Arini mencoba bersikap tenang. Dia bangun dari tempat tidur, memilih untuk berpindah tempat untuk tidur di sofa. Belum sempat bangkit, tangan yang begitu hangat menyentuh bagian perutnya dari belakang. Benar saja, itu tangan Dave. Pria itu bahkan meraih Arini ke dalam dekapannya. Lelaki itu memeluknya. Anehnya, Arini hanya terdiam seolah-olah dia menikmati pelukan itu.
"Marisa," ucap Dave dalam tidurnya.
Dalam pelukan Dave, Arini merasa sedikit sulit untuk bernapas. Sampai butiran-butiran bening dari matanya mengalir di pipi, tapi dengan cepat ia segera menyekanya. Arini takut membasahi tangan Dave yang sedang mendekapnya.
'Marisa? Siapa Marisa? Mungkinkah lelaki pengantin pengganti ini sudah memiliki seseorang?' pikir Arini.

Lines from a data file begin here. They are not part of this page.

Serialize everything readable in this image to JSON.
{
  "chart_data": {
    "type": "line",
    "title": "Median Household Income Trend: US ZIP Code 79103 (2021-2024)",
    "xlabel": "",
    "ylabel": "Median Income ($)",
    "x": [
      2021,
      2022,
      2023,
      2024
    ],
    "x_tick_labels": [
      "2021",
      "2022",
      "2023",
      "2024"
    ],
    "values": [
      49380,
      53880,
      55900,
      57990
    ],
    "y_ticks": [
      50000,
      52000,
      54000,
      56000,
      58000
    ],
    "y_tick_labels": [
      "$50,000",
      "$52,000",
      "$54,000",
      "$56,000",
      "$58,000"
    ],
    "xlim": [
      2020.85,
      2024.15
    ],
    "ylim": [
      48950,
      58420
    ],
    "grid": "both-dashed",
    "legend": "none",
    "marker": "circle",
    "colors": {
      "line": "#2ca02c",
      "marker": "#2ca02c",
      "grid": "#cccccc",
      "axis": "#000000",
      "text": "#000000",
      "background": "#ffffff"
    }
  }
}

"Oh Tuhan ... cobaan apa apa lagi ini? Kemarin calon suamiku melarikan diri demi wanita lain. Lalu aku dinikahkan dengan lelaki ini. Lelaki yang bahkan juga sudah punya wanita yang dicintainya," keluh Arini.
"Marisa," kembali Dave menyebut nama itu dan Arini hanya diama saja.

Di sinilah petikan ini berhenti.